Neural Networks (NN) provide a powerful method for machine learning training and inference. To effectively train, it is desirable for multiple parties to combine their data – however, doing so conflicts with data privacy. In this work, we provide novel three-party secure computation protocols for various NN building blocks such as matrix multiplication, convolutions, Rectified Linear Units, Maxpool, normalization and so on. This enables us to construct three-party secure protocols for training and inference of several NN architectures such that no single party learns any information about the data. Experimentally, we implement our system over Amazon EC2 servers in different settings. Our work advances the state-of-the-art of secure computation for neural networks in three ways:
1. Scalability: We are the first work to provide neural network training on Convolutional Neural Networks (CNNs) that have an accuracy of > 99% on the MNIST dataset;
2. Performance: For secure inference, our system outperforms prior 2 and 3-server works (SecureML, MiniONN, Chameleon, Gazelle) by 6×-113× (with larger gains obtained in more complex networks). Our total execution times are 2 − 4× faster than even just the online times of these works. For secure training, compared to the only prior work (SecureML) that considered a much smaller fully connected network, our protocols are 79× and 7× faster than their 2 and 3-server protocols.
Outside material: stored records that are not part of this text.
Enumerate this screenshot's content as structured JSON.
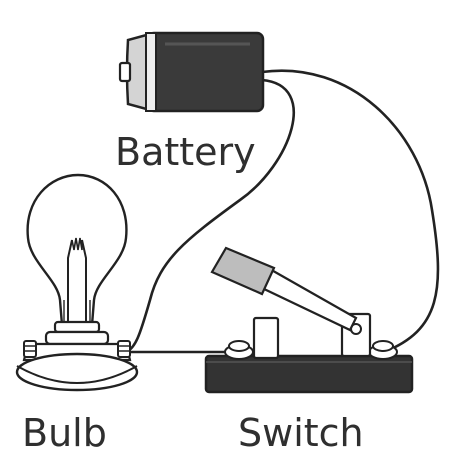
{
  "labels": {
    "battery": "Battery",
    "bulb": "Bulb",
    "switch": "Switch"
  },
  "colors": {
    "line": "#222222",
    "battery_body": "#3a3a3a",
    "battery_cap": "#d4d4d4",
    "switch_base": "#333333",
    "bulb_fill": "#ffffff",
    "label_text": "#2f2f2f"
  }
}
In the WAN setting, these improvements are more dramatic and we obtain an improvement of 553×!
3. Security: Our protocols provide two kinds of security: full security (privacy and correctness) against one semi-honest corruption and the notion of privacy against one malicious corruption [Araki et al. CCS’16]. All prior works only provide semi-honest security and ours is the first system to provide any security against malicious adversaries for the secure computation of complex algorithms such as neural network inference and training.
Our gains come from a significant improvement in communication through the elimination of expensive garbled circuits and oblivious transfer protocols.